Nangaa, Bisimwa, Chalwe

L’Alliance du Fleuve Congo (AFC) et son bras armé, le Mouvement du 23 mars (M23), étendent leur emprise sur de vastes territoires des provinces du Nord-Kivu et du Sud-Kivu, dans l’Est de la République démocratique du Congo. Leur progression continue s’appuie en grande partie sur un soutien militaire massif et persistant des Forces rwandaises de défense (RDF). C’est ce que confirme, une fois de plus, le dernier rapport du Groupe d’experts des Nations unies, transmis au Comité du Conseil de sécurité le 8 mai 2026 et analysé le 5 juin 2026.

Un appui militaire rwandais massif et continu

Selon les conclusions de ce document, consulté par nos équipes, la présence des militaires rwandais dans les deux provinces congolaises reste constante. Plus de 10 000 soldats des RDF opèrent actuellement aux côtés de l’AFC/M23, sans que Kigali ne montre de signe tangible de retrait. Pire, des renforts supplémentaires continuent d’affluer, renforçant les capacités opérationnelles de la rébellion.

Le rapport détaille l’utilisation de technologies et d’équipements de pointe par les RDF : drones, systèmes de guerre électronique, forces spéciales, et même capacités aériennes. Ces moyens permettent à l’AFC/M23 de mener des offensives ciblées et de consolider ses positions sur plusieurs fronts. Les experts onusiens soulignent que chaque unité combattante du M23 est directement supervisée et épaulée par des éléments des RDF, intégrés au sein de bataillons mixtes.
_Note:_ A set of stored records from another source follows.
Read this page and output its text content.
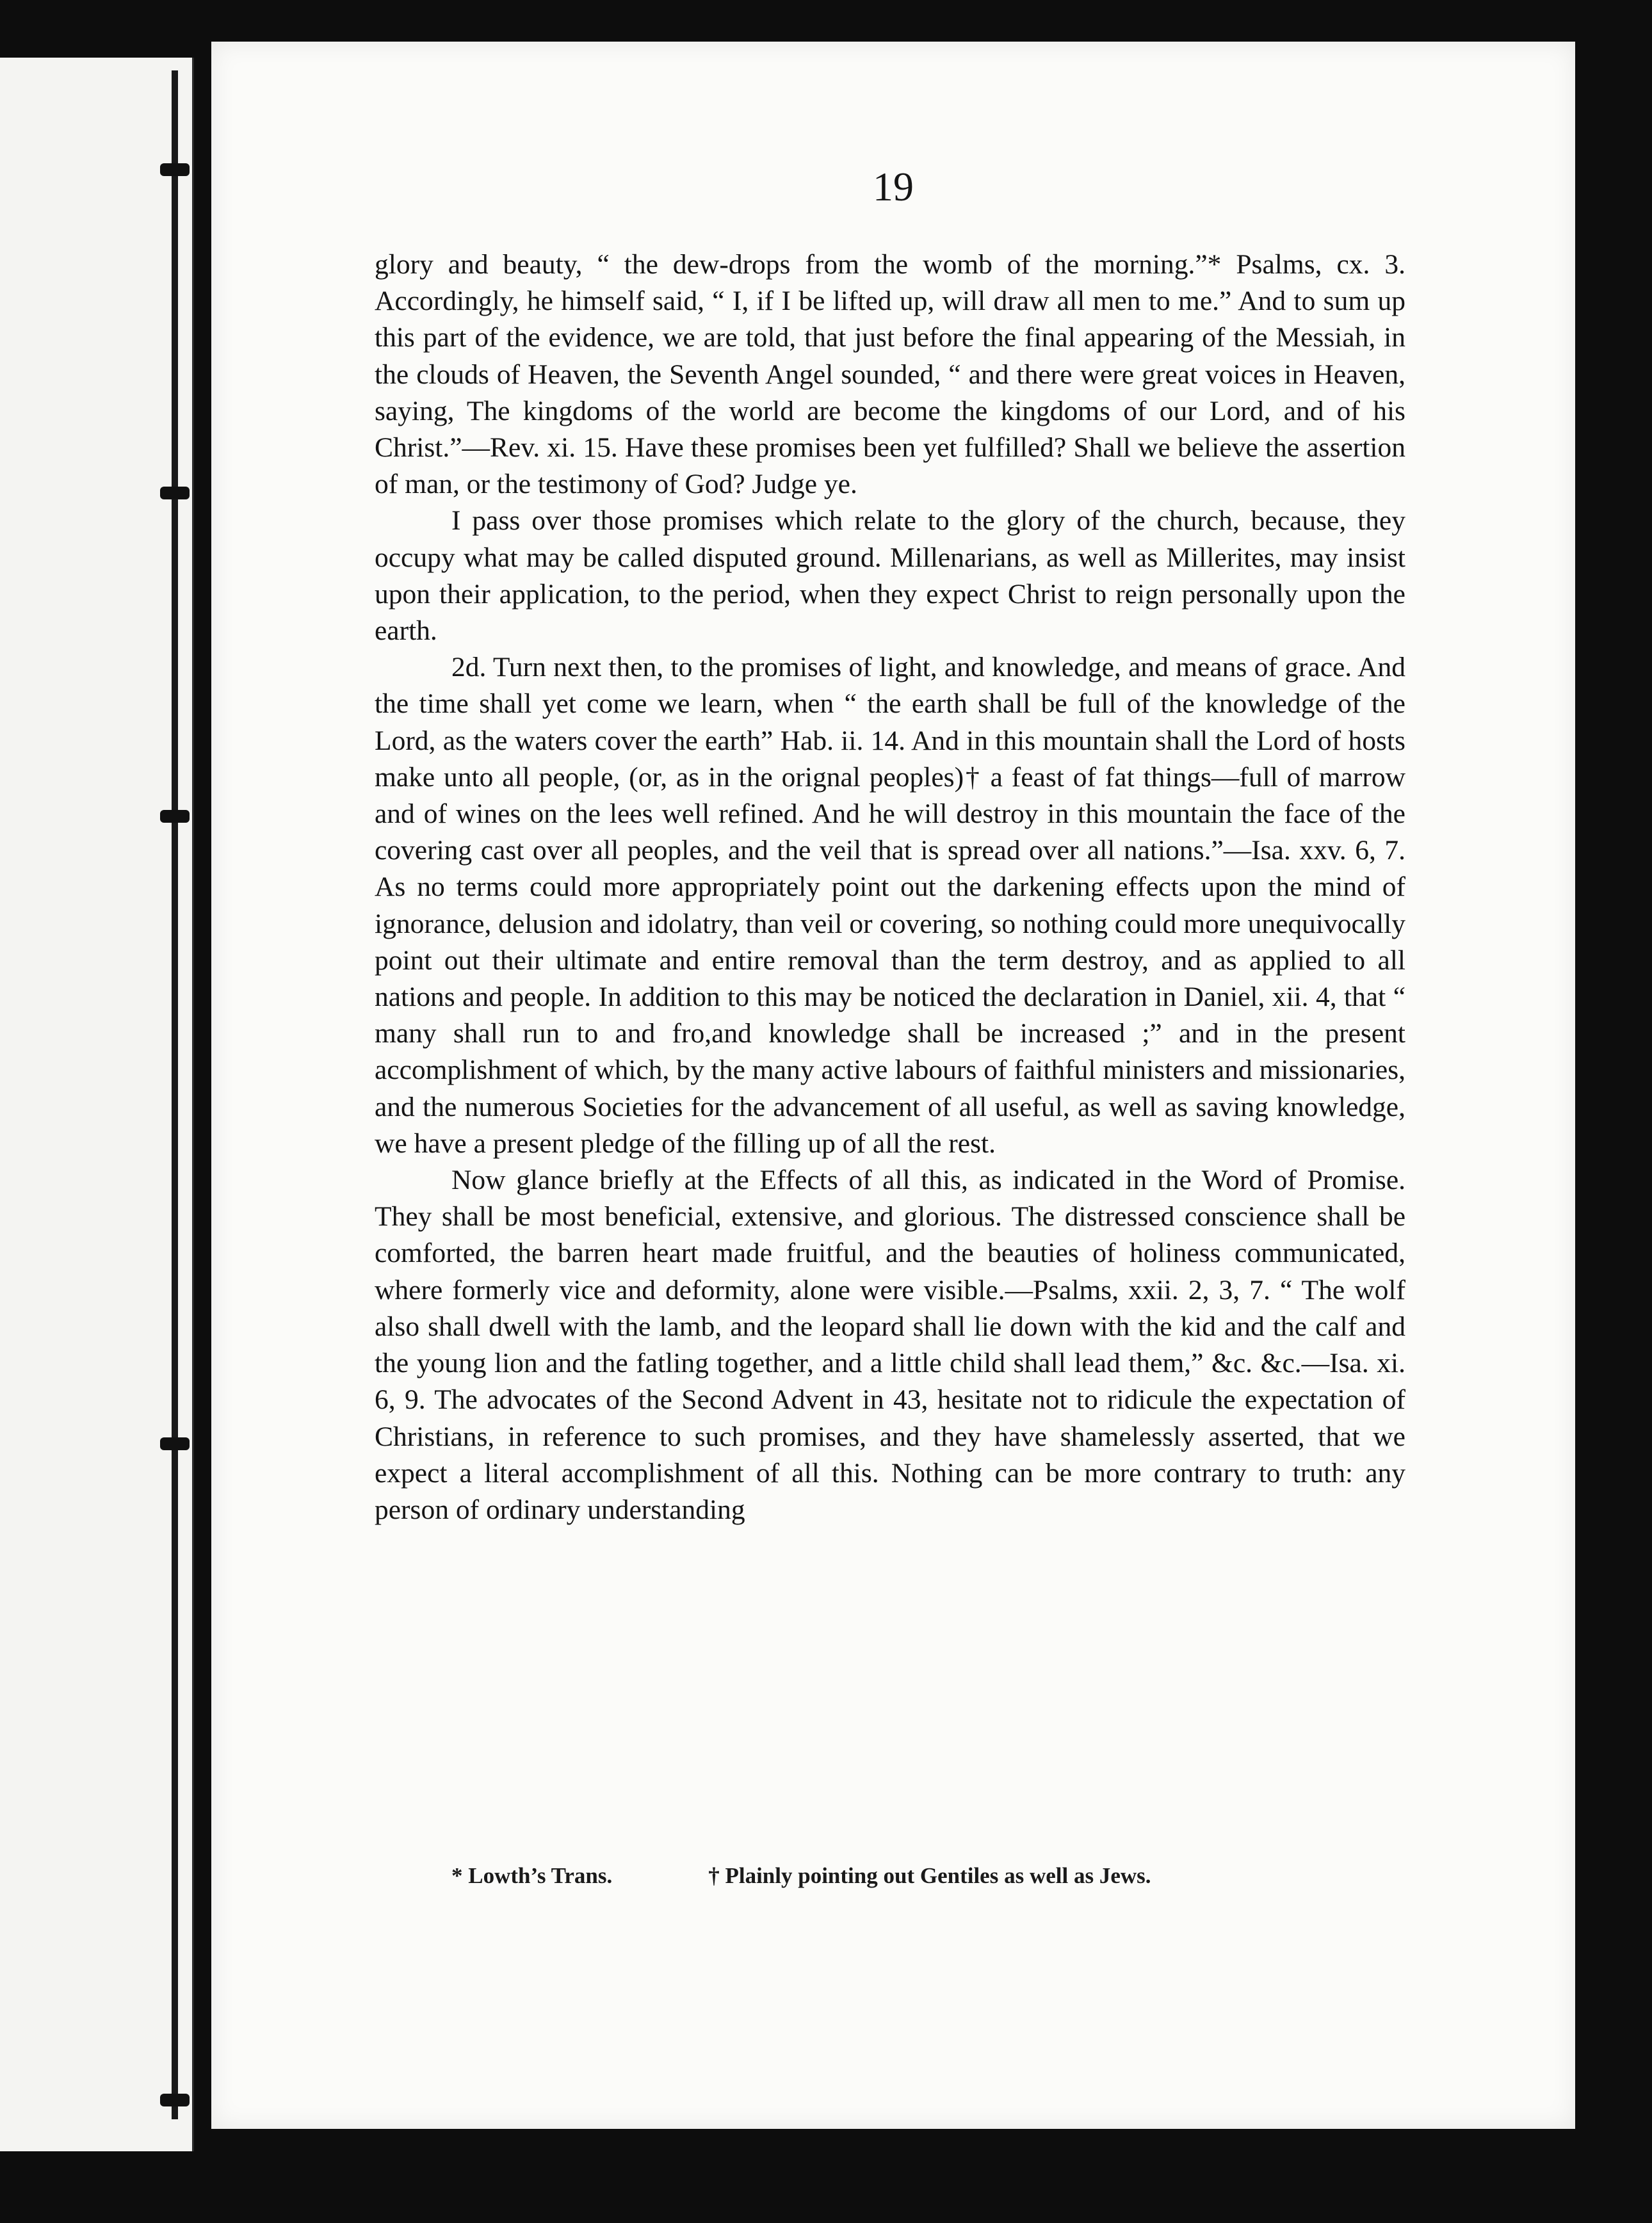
19

glory and beauty, “ the dew-drops from the womb of the morning.”* Psalms, cx. 3. Accordingly, he himself said, “ I, if I be lifted up, will draw all men to me.” And to sum up this part of the evidence, we are told, that just before the final appearing of the Messiah, in the clouds of Heaven, the Seventh Angel sounded, “ and there were great voices in Heaven, saying, The kingdoms of the world are become the kingdoms of our Lord, and of his Christ.”—Rev. xi. 15. Have these promises been yet fulfilled? Shall we believe the assertion of man, or the testimony of God? Judge ye.

I pass over those promises which relate to the glory of the church, because, they occupy what may be called disputed ground. Millenarians, as well as Millerites, may insist upon their application, to the period, when they expect Christ to reign personally upon the earth.

2d. Turn next then, to the promises of light, and knowledge, and means of grace. And the time shall yet come we learn, when “ the earth shall be full of the knowledge of the Lord, as the waters cover the earth” Hab. ii. 14. And in this mountain shall the Lord of hosts make unto all people, (or, as in the orignal peoples)† a feast of fat things—full of marrow and of wines on the lees well refined. And he will destroy in this mountain the face of the covering cast over all peoples, and the veil that is spread over all nations.”—Isa. xxv. 6, 7. As no terms could more appropriately point out the darkening effects upon the mind of ignorance, delusion and idolatry, than veil or covering, so nothing could more unequivocally point out their ultimate and entire removal than the term destroy, and as applied to all nations and people. In addition to this may be noticed the declaration in Daniel, xii. 4, that “ many shall run to and fro,and knowledge shall be increased ;” and in the present accomplishment of which, by the many active labours of faithful ministers and missionaries, and the numerous Societies for the advancement of all useful, as well as saving knowledge, we have a present pledge of the filling up of all the rest.

Now glance briefly at the Effects of all this, as indicated in the Word of Promise. They shall be most beneficial, extensive, and glorious. The distressed conscience shall be comforted, the barren heart made fruitful, and the beauties of holiness communicated, where formerly vice and deformity, alone were visible.—Psalms, xxii. 2, 3, 7. “ The wolf also shall dwell with the lamb, and the leopard shall lie down with the kid and the calf and the young lion and the fatling together, and a little child shall lead them,” &c. &c.—Isa. xi. 6, 9. The advocates of the Second Advent in 43, hesitate not to ridicule the expectation of Christians, in reference to such promises, and they have shamelessly asserted, that we expect a literal accomplishment of all this. Nothing can be more contrary to truth: any person of ordinary understanding

* Lowth’s Trans.	† Plainly pointing out Gentiles as well as Jews.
Des opérations militaires rwandaises hors de toute justification

Un point particulièrement troublant émerge des observations des Nations unies : les RDF interviennent dans des zones où les Forces démocratiques de libération du Rwanda (FDLR) sont absentes, comme à Uvira. Cette réalité contredit l’argument officiel de Kigali, qui invoque la légitime défense pour justifier sa présence militaire en RDC sous prétexte de neutraliser les FDLR.
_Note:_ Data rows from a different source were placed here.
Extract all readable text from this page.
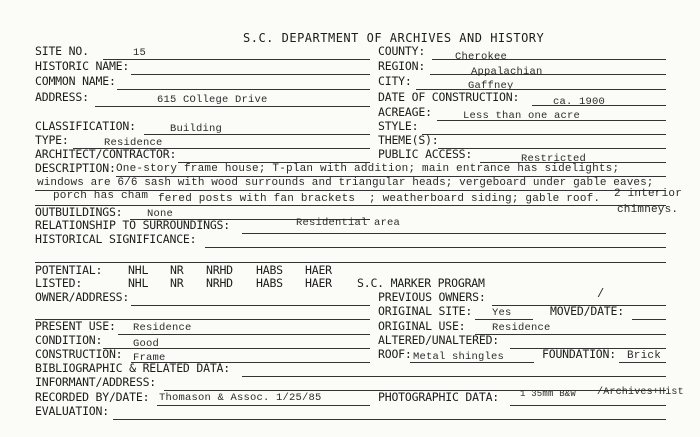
S.C. DEPARTMENT OF ARCHIVES AND HISTORY
SITE NO.	15	COUNTY:	Cherokee
HISTORIC NAME:	REGION:	Appalachian
COMMON NAME:	CITY:	Gaffney
ADDRESS:	615 COllege Drive	DATE OF CONSTRUCTION:	ca. 1900
ACREAGE:	Less than one acre
CLASSIFICATION:	Building	STYLE:
TYPE:	Residence	THEME(S):
ARCHITECT/CONTRACTOR:	PUBLIC ACCESS:	Restricted
DESCRIPTION: One-story frame house; T-plan with addition; main entrance has sidelights;
windows are 6/6 sash with wood surrounds and triangular heads; vergeboard under gable eaves;
porch has cham fered posts with fan brackets ; weatherboard siding; gable roof. 2 interior
chimneys.
OUTBUILDINGS: None
RELATIONSHIP TO SURROUNDINGS:	Residential area
HISTORICAL SIGNIFICANCE:
POTENTIAL: NHL NR NRHD HABS HAER
LISTED:	NHL NR NRHD HABS HAER S.C. MARKER PROGRAM
OWNER/ADDRESS:	PREVIOUS OWNERS:	/
ORIGINAL SITE: Yes	MOVED/DATE:
PRESENT USE: Residence	ORIGINAL USE:	Residence
CONDITION:	Good	ALTERED/UNALTERED:
CONSTRUCTION: Frame	ROOF: Metal shingles	FOUNDATION: Brick
BIBLIOGRAPHIC & RELATED DATA:
INFORMANT/ADDRESS:
RECORDED BY/DATE: Thomason & Assoc. 1/25/85	PHOTOGRAPHIC DATA: 1 35mm B&W /Archives+Hist
EVALUATION:
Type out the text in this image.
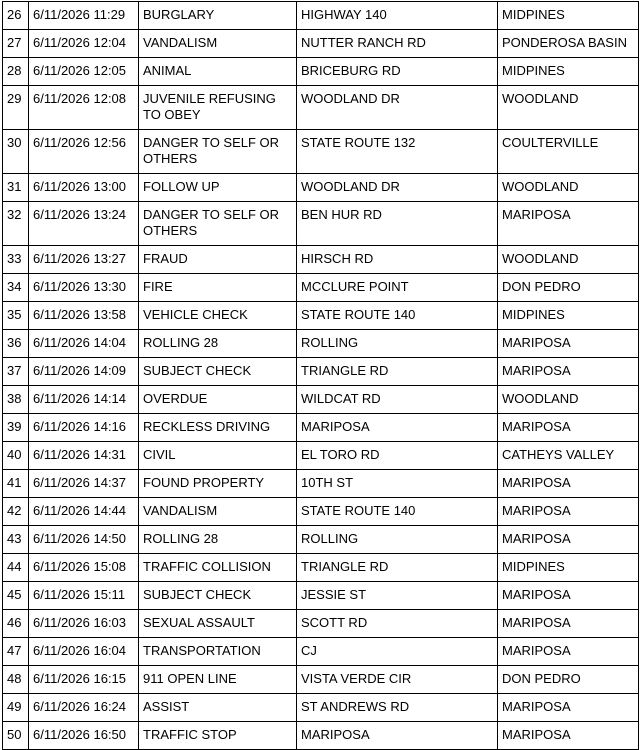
26	6/11/2026 11:29	BURGLARY	HIGHWAY 140	MIDPINES
27	6/11/2026 12:04	VANDALISM	NUTTER RANCH RD	PONDEROSA BASIN
28	6/11/2026 12:05	ANIMAL	BRICEBURG RD	MIDPINES
29	6/11/2026 12:08	JUVENILE REFUSING TO OBEY	WOODLAND DR	WOODLAND
30	6/11/2026 12:56	DANGER TO SELF OR OTHERS	STATE ROUTE 132	COULTERVILLE
31	6/11/2026 13:00	FOLLOW UP	WOODLAND DR	WOODLAND
32	6/11/2026 13:24	DANGER TO SELF OR OTHERS	BEN HUR RD	MARIPOSA
33	6/11/2026 13:27	FRAUD	HIRSCH RD	WOODLAND
34	6/11/2026 13:30	FIRE	MCCLURE POINT	DON PEDRO
35	6/11/2026 13:58	VEHICLE CHECK	STATE ROUTE 140	MIDPINES
36	6/11/2026 14:04	ROLLING 28	ROLLING	MARIPOSA
37	6/11/2026 14:09	SUBJECT CHECK	TRIANGLE RD	MARIPOSA
38	6/11/2026 14:14	OVERDUE	WILDCAT RD	WOODLAND
39	6/11/2026 14:16	RECKLESS DRIVING	MARIPOSA	MARIPOSA
40	6/11/2026 14:31	CIVIL	EL TORO RD	CATHEYS VALLEY
41	6/11/2026 14:37	FOUND PROPERTY	10TH ST	MARIPOSA
42	6/11/2026 14:44	VANDALISM	STATE ROUTE 140	MARIPOSA
43	6/11/2026 14:50	ROLLING 28	ROLLING	MARIPOSA
44	6/11/2026 15:08	TRAFFIC COLLISION	TRIANGLE RD	MIDPINES
45	6/11/2026 15:11	SUBJECT CHECK	JESSIE ST	MARIPOSA
46	6/11/2026 16:03	SEXUAL ASSAULT	SCOTT RD	MARIPOSA
47	6/11/2026 16:04	TRANSPORTATION	CJ	MARIPOSA
48	6/11/2026 16:15	911 OPEN LINE	VISTA VERDE CIR	DON PEDRO
49	6/11/2026 16:24	ASSIST	ST ANDREWS RD	MARIPOSA
50	6/11/2026 16:50	TRAFFIC STOP	MARIPOSA	MARIPOSA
Les chiffres avancés par le rapport sont sans ambiguïté : fin décembre 2025, entre 8 000 et 10 000 militaires rwandais étaient déployés au Sud-Kivu, et 6 000 à 8 000 au Nord-Kivu. Depuis, les rotations et les renforts n’ont fait que se poursuivre, maintenant une pression constante sur les forces congolaises.

Une stratégie de camouflage pour éviter la détection

Pour échapper à la surveillance internationale, les soldats des RDF adoptent des mesures de discrétion radicales. Certains portent désormais des uniformes de l’AFC/M23, tandis que les mouvements de troupes s’effectuent principalement de nuit. Des unités de commandos originaires de Bigogwe, Rubavu et Cyangugu ont été identifiées au sein des bataillons mixtes, participant activement aux combats.

« Le personnel des RDF est intégré de manière permanente aux unités de l’AFC/M23, créant une symbiose opérationnelle totale. Les drones, les systèmes de communication avancés et les frappes aériennes fournissent un avantage décisif sur le terrain. »

Une situation sécuritaire qui se dégrade malgré les accords

Ce rapport intervient alors que l’Accord de Washington, signé sous l’égide des États-Unis, peine à produire les résultats escomptés. Malgré plusieurs rounds de négociations à Doha et Montreux, les tensions entre Kinshasa et Kigali persistent. Chaque partie interprète les clauses de l’accord à sa manière, rendant sa mise en œuvre particulièrement complexe.

Le processus de Doha, piloté par le Qatar, n’a pas réussi à rapprocher les positions de la RDC et de l’AFC/M23, soutenue par le Rwanda. L’escalade sécuritaire au Moyen-Orient a par ailleurs relégué ce dossier au second plan, ralentissant encore davantage les efforts de médiation.

Dans ce contexte, la communauté internationale reste en alerte. La présence persistante des RDF en RDC, en violation flagrante des résolutions onusiennes, aggrave une crise humanitaire déjà critique. Les populations civiles paient le prix fort, prises en étau entre les groupes armés et les opérations militaires.